Salvó los peldaños a la carrera, de dos en dos. Sin hacer ruido. No debía hacer ruido. Una vez en su cuarto, en su precioso dormitorio nuevo, se quitó el vestido, la ropa interior, y lo echó todo al fondo del armario. Se frotó el pelo y la piel con un suéter viejo hasta que le escoció. Cepillado rápido. Vestido viejo. Cardigan. Y escaleras abajo.

Entró en el salón con la sonrisa ya en el rostro.

– Hola, mamá. No esperaba encontraros aquí.

– ¡Lydia! -exclamó Alfred-. Gracias al Señor que estás en casa. Tu madre estaba muy preocupada. ¿Dónde estabas?

– He salido.

– ¿Has salido? Ésa no es una respuesta, niña. Discúlpate ahora mismo con tu madre.

Valentina estaba de pie, observando a su hija, muy rígida, de espaldas a la chimenea, y con un cigarrillo a medio fumar entre los dedos. Se le veían las mejillas encendidas, como si el calor del fuego se las iluminara. Pero Lydia conocía a su madre, y sabía que aquellas manchas rojas significaban que estaba muy asustada.

– ¡Lydia! -dijo al fin su madre, muy despacio-. ¿Qué ha pasado?

– Nada.

Valentina dio una calada al cigarrillo y soltó el humo emitiendo un débil gruñido, como si alguien le hubiera golpeado el pecho. Todavía llevaba el vestido de chiffon, pero había sustituido el bolero por una chaqueta de gamuza más gruesa. Sus ojeras eran más que visibles.

– Lo siento, mamá, no era mi intención hacer que os retrasarais. He supuesto que ya os habríais ido. Con tantos invitados de los que despediros, no imaginaba que fuerais a echarme de menos siquiera.

– No seas tonta, Lydia -intervino Alfred. Ella notaba que el flamante esposo de su madre hacía esfuerzos por aplacar la ira y mostrarse cortés-. Queríamos despedirnos de ti, los dos. Toma esto -añadió, alargándole un sobre marrón-. Contiene un poco de dinero, por si te surge alguna necesidad antes de nuestro regreso, aunque Wai, el cocinero, se encargará de las comidas, de modo que no tienes mucho de qué preocuparte. Esto es por si quieres ir al cine, o algo así.

Lydia no había ido nunca al cine, y en cualquier otro momento se habría puesto a dar saltos de alegría.

– Gracias.

– ¿Estarás bien aquí sola?

– Sí.

– Anthea Mason se ha ofrecido a venir de vez en cuando para ver si estás bien.

– De veras, estaré bien. ¿Sale algún otro tren a estas horas? Lamentó que por mi culpa hayáis perdido el vuestro, pero si os dais prisa, seguro que llegáis al siguiente. -Miró a su madre-. No soportaría que te perdieras la luna de miel por mí.

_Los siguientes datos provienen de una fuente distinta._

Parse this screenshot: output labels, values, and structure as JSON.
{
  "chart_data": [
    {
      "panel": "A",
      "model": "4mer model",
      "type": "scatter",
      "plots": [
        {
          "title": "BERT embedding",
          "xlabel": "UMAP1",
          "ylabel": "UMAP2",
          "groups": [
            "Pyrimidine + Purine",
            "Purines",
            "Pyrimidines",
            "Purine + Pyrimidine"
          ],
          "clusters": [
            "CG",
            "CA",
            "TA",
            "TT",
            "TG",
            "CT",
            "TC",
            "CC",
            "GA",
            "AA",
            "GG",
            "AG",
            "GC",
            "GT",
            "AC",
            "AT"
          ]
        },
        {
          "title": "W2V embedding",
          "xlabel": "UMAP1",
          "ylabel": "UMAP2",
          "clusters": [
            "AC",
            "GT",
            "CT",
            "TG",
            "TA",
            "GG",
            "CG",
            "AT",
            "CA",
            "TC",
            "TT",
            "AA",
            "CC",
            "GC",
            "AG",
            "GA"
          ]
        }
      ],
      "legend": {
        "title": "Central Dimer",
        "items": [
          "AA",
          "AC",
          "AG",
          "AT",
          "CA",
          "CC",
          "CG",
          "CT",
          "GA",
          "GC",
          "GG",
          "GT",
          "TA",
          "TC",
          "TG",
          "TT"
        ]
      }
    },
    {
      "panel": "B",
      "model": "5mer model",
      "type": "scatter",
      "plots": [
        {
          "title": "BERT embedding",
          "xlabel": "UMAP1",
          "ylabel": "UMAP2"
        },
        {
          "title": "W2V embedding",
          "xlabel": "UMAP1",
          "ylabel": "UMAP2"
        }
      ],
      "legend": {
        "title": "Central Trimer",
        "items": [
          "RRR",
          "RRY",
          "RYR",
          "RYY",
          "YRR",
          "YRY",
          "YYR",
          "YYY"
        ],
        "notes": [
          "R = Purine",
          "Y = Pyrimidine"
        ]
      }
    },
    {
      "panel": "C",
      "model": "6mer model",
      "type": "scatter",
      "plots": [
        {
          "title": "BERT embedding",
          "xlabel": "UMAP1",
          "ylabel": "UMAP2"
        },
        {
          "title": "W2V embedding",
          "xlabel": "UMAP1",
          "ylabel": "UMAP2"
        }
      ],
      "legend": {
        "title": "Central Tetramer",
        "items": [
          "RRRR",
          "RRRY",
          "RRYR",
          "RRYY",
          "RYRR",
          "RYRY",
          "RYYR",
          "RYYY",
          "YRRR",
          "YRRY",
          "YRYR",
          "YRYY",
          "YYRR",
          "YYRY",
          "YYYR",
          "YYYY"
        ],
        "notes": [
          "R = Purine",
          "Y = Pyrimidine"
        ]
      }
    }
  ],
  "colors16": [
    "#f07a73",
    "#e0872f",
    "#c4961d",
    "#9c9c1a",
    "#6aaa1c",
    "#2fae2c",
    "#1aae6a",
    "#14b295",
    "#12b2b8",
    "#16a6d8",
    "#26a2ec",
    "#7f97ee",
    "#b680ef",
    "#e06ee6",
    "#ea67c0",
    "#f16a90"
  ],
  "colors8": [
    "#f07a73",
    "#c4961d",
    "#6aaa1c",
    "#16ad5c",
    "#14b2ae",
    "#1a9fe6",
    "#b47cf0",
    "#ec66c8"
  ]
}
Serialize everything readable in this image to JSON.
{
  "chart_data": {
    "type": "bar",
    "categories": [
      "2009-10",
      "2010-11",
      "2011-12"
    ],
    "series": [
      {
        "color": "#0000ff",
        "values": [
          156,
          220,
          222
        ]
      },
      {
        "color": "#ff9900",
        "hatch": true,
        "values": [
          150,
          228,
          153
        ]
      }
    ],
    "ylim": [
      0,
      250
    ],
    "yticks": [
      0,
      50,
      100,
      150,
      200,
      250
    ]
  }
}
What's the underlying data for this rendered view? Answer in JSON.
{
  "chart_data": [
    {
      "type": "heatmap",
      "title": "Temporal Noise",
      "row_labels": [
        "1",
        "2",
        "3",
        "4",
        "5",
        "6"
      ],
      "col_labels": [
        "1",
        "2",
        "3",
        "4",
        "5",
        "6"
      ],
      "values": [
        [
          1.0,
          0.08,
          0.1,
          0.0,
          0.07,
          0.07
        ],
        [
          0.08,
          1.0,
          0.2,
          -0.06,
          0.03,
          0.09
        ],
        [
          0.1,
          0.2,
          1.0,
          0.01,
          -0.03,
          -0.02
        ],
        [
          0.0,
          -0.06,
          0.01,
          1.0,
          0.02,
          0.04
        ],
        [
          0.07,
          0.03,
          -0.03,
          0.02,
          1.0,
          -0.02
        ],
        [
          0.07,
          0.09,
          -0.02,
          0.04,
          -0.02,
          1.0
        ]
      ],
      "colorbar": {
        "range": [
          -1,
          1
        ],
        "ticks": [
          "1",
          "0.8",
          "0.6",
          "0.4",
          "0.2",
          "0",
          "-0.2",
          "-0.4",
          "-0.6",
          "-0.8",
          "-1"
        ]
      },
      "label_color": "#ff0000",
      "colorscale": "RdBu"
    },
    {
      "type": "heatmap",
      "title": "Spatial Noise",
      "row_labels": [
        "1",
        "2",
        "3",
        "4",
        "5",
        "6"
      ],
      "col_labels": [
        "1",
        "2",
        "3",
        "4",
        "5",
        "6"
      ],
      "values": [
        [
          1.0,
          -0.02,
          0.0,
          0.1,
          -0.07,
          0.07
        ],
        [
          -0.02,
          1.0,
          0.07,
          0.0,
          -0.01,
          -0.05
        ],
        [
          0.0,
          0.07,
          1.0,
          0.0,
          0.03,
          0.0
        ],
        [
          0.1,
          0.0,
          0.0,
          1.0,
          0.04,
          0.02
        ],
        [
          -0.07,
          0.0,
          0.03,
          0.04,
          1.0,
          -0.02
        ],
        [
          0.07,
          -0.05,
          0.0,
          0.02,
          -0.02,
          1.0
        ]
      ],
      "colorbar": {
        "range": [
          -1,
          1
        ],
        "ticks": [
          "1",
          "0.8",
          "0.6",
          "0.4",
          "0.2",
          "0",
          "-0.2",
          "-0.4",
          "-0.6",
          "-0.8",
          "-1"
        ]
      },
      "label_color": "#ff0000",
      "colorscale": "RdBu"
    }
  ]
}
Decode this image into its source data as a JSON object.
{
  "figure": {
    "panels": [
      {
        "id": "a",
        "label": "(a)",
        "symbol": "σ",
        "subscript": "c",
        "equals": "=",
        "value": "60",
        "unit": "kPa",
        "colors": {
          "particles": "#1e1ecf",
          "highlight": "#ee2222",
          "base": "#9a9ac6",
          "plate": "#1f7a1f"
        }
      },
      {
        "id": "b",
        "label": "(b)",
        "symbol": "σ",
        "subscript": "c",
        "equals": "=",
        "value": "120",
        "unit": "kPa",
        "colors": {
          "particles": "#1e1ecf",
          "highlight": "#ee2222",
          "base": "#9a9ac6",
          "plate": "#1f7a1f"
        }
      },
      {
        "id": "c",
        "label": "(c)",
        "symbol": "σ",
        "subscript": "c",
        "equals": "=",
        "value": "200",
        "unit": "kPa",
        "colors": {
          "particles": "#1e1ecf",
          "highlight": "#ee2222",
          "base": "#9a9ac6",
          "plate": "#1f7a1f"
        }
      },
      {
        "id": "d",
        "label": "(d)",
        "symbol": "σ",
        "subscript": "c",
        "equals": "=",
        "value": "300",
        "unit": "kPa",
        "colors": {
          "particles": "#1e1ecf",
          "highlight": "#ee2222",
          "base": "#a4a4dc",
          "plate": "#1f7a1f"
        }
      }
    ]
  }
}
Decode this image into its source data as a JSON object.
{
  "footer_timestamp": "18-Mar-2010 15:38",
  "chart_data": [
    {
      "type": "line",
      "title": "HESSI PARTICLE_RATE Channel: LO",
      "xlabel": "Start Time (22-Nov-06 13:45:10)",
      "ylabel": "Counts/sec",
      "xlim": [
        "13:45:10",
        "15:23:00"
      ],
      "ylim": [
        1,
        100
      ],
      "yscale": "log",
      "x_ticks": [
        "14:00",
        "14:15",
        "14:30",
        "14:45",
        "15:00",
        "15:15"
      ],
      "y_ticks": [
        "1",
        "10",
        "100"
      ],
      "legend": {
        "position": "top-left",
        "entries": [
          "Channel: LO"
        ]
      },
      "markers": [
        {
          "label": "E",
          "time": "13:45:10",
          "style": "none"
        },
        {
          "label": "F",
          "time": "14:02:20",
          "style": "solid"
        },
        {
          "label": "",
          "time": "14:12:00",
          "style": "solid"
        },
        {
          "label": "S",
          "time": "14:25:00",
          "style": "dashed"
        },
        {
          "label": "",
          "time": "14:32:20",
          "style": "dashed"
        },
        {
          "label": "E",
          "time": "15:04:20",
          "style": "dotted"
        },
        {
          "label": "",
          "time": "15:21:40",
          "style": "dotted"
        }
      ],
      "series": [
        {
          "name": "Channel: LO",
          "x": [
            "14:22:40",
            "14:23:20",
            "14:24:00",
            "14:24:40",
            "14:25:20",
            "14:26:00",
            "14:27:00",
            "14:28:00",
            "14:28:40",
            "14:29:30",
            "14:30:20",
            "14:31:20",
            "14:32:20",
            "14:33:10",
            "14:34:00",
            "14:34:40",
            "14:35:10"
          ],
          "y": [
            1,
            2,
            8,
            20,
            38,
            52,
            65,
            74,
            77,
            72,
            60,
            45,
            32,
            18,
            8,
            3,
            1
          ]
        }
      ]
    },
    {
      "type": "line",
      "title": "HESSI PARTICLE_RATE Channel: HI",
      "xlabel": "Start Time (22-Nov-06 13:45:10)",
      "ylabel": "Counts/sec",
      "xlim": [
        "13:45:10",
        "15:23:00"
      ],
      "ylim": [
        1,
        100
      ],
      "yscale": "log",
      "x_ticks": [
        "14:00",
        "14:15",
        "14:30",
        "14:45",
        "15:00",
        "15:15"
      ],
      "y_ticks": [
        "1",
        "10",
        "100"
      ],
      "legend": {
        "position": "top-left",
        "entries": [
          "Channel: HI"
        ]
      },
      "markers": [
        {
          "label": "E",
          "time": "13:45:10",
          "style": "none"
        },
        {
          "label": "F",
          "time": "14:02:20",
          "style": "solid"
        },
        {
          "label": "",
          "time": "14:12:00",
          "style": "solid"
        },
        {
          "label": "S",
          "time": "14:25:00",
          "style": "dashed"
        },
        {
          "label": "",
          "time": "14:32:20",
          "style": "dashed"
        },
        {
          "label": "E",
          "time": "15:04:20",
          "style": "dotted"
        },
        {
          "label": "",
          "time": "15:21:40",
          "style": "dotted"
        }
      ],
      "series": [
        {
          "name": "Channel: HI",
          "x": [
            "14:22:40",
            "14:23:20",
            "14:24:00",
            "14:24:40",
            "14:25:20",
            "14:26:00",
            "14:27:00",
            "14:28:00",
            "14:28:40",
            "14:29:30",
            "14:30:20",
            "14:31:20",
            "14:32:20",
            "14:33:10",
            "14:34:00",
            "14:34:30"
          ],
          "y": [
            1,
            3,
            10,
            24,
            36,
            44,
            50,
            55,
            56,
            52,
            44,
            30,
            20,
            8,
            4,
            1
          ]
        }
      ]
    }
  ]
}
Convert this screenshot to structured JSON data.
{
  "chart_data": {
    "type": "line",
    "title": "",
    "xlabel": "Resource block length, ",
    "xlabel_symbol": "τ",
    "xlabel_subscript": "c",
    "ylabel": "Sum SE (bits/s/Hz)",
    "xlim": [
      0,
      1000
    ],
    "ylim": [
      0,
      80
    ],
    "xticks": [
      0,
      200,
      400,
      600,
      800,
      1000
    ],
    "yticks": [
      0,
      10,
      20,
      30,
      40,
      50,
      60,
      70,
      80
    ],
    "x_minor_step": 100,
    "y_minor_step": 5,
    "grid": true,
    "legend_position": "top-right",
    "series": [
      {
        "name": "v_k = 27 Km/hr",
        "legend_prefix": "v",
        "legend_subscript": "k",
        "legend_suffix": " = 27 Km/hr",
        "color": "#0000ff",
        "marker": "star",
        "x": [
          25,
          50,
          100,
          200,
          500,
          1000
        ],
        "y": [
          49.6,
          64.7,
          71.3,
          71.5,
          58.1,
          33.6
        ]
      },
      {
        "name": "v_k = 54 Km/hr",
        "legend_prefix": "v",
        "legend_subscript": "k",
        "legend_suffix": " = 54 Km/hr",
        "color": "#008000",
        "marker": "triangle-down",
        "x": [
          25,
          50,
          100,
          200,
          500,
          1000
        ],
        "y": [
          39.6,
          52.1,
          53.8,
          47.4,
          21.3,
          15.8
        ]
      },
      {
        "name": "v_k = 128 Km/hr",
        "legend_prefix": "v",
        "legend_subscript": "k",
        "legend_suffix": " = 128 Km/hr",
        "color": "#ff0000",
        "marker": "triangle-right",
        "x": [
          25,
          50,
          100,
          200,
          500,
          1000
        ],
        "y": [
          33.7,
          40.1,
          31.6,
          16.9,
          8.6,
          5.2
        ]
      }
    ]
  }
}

– Bueno, en realidad… -empezó a explicar Alfred.

– Sí -terció Valentina arqueando una ceja, molesta-. Podemos cambiar de trenes en Tientsin. Alfred, sé bueno y ve a buscarme un vaso de agua a la cocina, ¿quieres? Aquí dentro hace calor. -Se pasó una muñeca por la frente-. Seguramente será toda la tensión de… -Pero no acabó la frase.

– Claro, amor mío -dijo Alfred mirando a Lydia-. Tranquiliza a tu madre, a ver si se va más tranquila -añadió, antes de abandonar el salón.

Al momento, Valentina echó el cigarrillo a la chimenea y se acercó a Lydia.

– Cuénteme, deprisa, ¿qué ha pasado?

Lydia sintió que una oleada de alivio recorría todo su ser, debilitándola. Podía contárselo todo a ella, su madre sabría qué hacer, dónde comprar medicamentos, contactar con un médico…

Valentina la agarró del brazo.

– Dime qué quería ese sucio lobo.

– ¿Qué?

– Popkov.

– ¿Qué?

Valentina la zarandeó.

– Liev Popkov. Has salido corriendo tras él. ¿Qué te ha dicho?

– Nada.

– Estás mintiendo.

– No. Estaba borracho. Nada más.

Valentina observó a su hija con atención, antes de rodearla con sus brazos y atraerla hacia sí. Lydia aspiró su perfume intenso y se enterró en el abrazo, pero al hacerlo sintió que su cuerpo empezaba a temblar incontrolable.

– Lydochka, amor mío, no. -Valentina le acariciaba el pelo húmedo-. Sólo será una semana. Ya sé que nunca nos hemos separado, pero no estés triste, volveré muy pronto. -Le dio un beso en la mejilla y dio un paso atrás-. ¿Qué? ¿Lágrimas? ¿Lágrimas de la niña que nunca llora? No llores, dochenka.

Valentina se acercó a la bandeja de las bebidas, y tras comprobar que la puerta seguía cerrada, se sirvió un vodka, que se bebió de un trago, y volvió a llenar el vaso, que acercó a su hija.

– Toma. Te hará bien.

Lydia negó con la cabeza. Sin palabras. Sin aliento.

Valentina se encogió de hombros y lo apuró ella, tras lo que devolvió el vaso a su sitio. Las manchas rojas que cubrían sus mejillas empezaban a desaparecer.